Read her update, "it's also because i want to know he could support me and my children if I got ill or worse as my dad sadly had to after my mum was unwell when I was growing up. "

That bit only applies to the men in her life.

Whothere · 31/01/2019 12:51

The thing is, if the op had said she is not attracted to him any more, the feelings are not there etc etc she would have received support and told to end her marriage and find happiness. It’s the same thing though really.

Onlyjoinedforthisthread · 31/01/2019 12:59

Do you allow him to say what he wants or does he tell you what he thinks you want to hear?
He is maybe very happy doing what he is doing and knows he wouldn't cope higher up the ladder but he daren't tell you because he knows you are embarrassed by him.
If you are embarrassed by his lack of ambition are you not more embarrassed by your vanity?

Gina2012 · 31/01/2019 13:13

only to have job that a school leaver could not walk straight into. I want that because of the benefits of job security, slight increase in salary and it wouldn't feel as embarrassing (this is the part that I know is BU).

I don't think it's unreasonable to have an expectation that an intelligent man can progress beyond entry level in his career

I don't think it's unreasonable to have an expectation that if he can't progress he finds out why and improves himself so that he can progress....

....Or finds a career in which he CAN progress ASAP

I don't think it's unreasonable to find all the above deeply unattractive in a grown man

However I think you are enabling him @Newishhname by allowing this behaviour to continue. I wouldn't be in a relationship with someone like this because I couldn't respect someone like this.

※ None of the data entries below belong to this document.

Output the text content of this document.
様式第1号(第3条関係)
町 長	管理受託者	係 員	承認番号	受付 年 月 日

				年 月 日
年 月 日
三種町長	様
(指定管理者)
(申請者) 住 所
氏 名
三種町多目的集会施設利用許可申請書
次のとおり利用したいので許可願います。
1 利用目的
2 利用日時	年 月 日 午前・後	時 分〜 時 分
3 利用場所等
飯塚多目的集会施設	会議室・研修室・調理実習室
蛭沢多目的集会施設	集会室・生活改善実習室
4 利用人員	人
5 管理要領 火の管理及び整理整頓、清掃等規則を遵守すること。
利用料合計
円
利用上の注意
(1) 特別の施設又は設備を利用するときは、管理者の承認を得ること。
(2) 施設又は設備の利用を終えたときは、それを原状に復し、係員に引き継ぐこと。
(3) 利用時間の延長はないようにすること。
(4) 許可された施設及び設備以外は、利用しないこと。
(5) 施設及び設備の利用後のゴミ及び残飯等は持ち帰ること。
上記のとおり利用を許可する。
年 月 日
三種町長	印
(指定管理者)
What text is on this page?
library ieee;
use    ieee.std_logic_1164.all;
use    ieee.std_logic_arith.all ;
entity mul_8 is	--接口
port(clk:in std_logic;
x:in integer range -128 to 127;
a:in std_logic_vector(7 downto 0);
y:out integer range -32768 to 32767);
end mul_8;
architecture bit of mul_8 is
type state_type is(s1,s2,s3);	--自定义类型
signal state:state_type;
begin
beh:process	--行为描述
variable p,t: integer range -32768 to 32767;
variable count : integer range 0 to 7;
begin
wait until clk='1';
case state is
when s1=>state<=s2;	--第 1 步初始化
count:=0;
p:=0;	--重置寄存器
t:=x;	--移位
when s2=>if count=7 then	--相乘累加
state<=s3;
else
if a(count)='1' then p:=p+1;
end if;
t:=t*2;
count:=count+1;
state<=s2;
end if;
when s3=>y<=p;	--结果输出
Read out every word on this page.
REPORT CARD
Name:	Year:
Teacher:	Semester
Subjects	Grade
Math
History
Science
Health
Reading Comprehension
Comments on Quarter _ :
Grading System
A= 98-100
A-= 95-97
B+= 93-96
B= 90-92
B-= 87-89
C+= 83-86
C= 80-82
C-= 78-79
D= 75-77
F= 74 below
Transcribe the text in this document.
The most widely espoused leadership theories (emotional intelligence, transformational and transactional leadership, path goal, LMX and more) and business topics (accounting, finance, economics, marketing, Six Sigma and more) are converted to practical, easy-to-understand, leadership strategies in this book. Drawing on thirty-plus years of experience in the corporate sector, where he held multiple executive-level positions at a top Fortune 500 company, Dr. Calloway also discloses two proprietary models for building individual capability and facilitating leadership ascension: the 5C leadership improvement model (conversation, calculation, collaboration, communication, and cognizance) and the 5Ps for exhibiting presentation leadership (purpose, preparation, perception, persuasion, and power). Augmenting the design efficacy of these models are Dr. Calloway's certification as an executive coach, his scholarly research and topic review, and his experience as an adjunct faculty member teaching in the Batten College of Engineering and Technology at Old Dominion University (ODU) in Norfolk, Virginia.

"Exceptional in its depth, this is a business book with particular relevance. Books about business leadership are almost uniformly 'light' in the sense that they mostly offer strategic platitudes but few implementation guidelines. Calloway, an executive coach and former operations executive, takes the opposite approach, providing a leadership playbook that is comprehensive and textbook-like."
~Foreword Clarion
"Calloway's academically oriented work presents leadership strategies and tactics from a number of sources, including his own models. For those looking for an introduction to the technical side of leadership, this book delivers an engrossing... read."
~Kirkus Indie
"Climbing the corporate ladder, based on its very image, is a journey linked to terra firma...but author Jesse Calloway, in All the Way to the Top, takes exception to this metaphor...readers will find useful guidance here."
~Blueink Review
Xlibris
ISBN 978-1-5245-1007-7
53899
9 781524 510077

I also couldn't respect you, OP, for not standing up for what you need in the relationship ...,,

....what are your DCs seeing and thinking about all of the above?

BarbarianMum · 31/01/2019 13:22

If you think you can find another man to support you through a career change and treat your kids well and support them financially too and who will do more than his fair share of the parenting/housewirk then good luck to you! Im sure they'll be queuing up.